Mary Lovejoy, a member of the school board who also belongs to the Ravalli County Citizens for Science, said the fight had been bruising.

"Kids are harrassed," said Mrs. Lovejoy, who has a daughter in the high school. "There's been hideous name calling. I'm not a bastard child, I'm not narrow-minded, and I'm not an atheist."

Others see the battle as a classic case of small-town democracy grappling with cosmic questions in a state where local communities are given wide latitude to set their own school curriculums.

On Tuesday, there was yet another confrontation at the board meeting, and on Wednesday, about 50 Darby High School students staged a walkout carrying signs with slogans like "Don't spread the gospel into school" and "Strike against creation science." There are 39 students in this year's graduating class.

"We decided to create this group to figure out what was going on," said Aaron Lebowitz, a senior who was a founder of Citizens for Science and the chief organizer of the walkout. Partly as a result of the group, he said, "awareness has been awesome."

In a town where not just the marshal but also the mayor, the state representative, the library director and at least two of the five school board members say they have strong creationist beliefs, the Darwin defenders have had to fight to gain political traction. But even some of their staunchest opponents give them credit.

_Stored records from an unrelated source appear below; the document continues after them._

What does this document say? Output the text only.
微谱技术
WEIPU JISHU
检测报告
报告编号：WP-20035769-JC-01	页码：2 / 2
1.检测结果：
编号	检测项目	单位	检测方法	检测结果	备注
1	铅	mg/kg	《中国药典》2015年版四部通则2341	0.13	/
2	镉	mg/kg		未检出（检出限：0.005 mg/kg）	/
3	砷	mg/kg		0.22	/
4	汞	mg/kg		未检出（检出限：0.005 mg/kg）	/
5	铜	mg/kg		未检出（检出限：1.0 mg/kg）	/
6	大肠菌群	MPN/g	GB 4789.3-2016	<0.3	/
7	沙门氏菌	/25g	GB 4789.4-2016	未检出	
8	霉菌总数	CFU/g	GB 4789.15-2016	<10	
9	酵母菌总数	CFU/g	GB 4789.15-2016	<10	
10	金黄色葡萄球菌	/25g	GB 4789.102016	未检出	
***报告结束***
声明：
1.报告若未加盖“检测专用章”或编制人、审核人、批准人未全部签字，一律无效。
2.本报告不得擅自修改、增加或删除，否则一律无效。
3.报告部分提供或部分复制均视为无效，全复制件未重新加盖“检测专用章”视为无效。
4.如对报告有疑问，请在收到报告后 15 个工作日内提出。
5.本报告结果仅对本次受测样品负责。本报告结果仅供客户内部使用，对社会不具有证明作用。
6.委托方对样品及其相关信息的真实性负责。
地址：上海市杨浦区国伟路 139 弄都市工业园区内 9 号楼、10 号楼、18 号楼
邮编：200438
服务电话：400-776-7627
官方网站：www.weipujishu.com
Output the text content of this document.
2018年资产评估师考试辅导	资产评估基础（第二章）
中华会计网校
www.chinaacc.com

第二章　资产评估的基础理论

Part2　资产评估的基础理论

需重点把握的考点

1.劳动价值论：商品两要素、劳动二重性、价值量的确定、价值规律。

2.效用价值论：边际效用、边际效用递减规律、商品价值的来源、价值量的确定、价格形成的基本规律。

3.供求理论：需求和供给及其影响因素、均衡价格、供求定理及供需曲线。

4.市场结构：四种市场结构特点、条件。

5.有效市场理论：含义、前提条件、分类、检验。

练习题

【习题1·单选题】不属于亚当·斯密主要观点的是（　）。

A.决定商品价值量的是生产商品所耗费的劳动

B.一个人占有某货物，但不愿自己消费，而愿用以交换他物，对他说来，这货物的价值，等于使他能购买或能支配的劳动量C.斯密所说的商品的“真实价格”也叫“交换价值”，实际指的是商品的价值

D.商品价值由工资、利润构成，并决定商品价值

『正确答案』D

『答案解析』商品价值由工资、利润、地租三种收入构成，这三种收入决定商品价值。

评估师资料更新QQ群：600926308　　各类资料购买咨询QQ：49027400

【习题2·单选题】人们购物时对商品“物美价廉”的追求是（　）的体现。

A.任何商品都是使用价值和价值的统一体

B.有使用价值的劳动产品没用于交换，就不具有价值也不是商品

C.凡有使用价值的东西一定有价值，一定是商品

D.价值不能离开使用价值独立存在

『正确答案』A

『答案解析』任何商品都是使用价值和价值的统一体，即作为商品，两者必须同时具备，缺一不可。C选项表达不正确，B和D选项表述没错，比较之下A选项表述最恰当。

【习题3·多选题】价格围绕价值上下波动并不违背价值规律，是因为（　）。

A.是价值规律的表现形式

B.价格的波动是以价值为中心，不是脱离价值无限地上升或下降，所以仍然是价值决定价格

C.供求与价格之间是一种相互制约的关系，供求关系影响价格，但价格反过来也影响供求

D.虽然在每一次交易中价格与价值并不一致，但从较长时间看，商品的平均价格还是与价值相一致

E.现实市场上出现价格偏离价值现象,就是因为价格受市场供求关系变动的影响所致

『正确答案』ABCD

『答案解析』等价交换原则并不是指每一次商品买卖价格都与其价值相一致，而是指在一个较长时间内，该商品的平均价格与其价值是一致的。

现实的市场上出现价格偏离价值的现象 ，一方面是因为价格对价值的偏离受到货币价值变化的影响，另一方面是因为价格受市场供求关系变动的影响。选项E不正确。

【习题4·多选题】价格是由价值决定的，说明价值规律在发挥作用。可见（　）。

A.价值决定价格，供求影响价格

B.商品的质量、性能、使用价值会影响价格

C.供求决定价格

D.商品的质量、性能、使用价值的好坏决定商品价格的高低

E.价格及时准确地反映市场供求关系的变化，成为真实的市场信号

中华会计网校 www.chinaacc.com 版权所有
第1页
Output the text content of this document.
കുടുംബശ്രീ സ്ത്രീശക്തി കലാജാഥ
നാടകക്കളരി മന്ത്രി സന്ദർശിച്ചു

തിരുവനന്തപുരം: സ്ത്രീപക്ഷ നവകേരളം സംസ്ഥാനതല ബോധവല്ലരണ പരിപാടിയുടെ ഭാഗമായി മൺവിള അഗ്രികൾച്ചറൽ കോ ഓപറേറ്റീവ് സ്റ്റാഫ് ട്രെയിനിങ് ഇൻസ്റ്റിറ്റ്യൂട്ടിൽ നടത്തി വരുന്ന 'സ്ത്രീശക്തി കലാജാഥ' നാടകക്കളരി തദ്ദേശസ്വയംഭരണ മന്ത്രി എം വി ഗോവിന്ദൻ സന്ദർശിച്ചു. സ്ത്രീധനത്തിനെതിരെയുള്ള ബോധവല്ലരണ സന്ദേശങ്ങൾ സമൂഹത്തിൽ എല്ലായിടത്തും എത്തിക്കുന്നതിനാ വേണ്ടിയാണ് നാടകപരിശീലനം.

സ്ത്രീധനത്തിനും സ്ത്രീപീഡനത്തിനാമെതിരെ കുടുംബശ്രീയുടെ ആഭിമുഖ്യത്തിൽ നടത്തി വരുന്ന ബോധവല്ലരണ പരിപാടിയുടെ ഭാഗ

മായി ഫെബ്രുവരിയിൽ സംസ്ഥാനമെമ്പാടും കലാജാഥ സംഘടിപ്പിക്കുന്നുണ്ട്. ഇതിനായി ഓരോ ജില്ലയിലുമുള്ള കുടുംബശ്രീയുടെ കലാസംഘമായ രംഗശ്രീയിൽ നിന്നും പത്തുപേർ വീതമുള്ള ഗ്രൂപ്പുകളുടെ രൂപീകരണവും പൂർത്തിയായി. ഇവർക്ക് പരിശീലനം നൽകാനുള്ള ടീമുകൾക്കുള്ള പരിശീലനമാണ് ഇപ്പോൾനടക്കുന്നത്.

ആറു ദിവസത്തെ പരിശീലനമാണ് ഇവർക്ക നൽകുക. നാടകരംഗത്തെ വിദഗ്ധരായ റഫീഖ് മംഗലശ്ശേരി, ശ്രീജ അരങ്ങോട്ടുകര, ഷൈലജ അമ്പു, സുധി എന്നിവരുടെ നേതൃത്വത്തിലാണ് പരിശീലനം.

"As a group, I think they've helped focus the other perspective, which I'm thankful for," said Doug Banks, a general contractor and school board member who has favored curriculum changes that could lead to criticisms of evolution. "As much as that's concerned, they've had a positive impact."

The reaction to Mr. Brickley's presentation on Dec. 10 was predictably divided. Dixie Stark, a local resident who manages nonprofit programs for adult literacy, called it polished but scientifically superficial.

Mr. Brickley, who conceded in an interview that he had no training in science, said he believed that life science should allow for the possibility of supernatural influences, which he said evolution did not. "In my opinion, you have to allow for natural causes and not-natural causes," he said.

He said that he received little or no direct coaching from the Discovery Institute before his talk, but that he had gathered their materials and used them because he found the arguments compelling, and compatible with his own views.

Many scientists, including Dr. Evans, the researcher in Hamilton, have said that evolution is compatible with their faith.

By Jan. 21, the Citizens for Science had arranged for its own professionally produced talk in the gym, featuring Dr. Alan Gishlick, a paleontologist at the National Center for Science Education. Mr. Lebowitz, the high school senior, said he was relieved when nearly as many people showed up as for Mr. Brickley's talk.

Still, after three long evenings of often anguished public comment in late January and early February, a preliminary vote of the school board was 3-2 to add a revision to school policy suggested by Mr. Brickley.

The revision specifies that teachers "assess evidence for and against" the theory of evolution. Gina Schallenberger, the board's chairwoman, said the change was needed because evolution is "not two plus two equals four," that reputable scientists themselves disagree over whether the theory is correct.

Dr. Evans, who has since joined Citizens for Science, said the vast majority of scientists accepted evolution as correct. A final vote on the proposal is expected next month.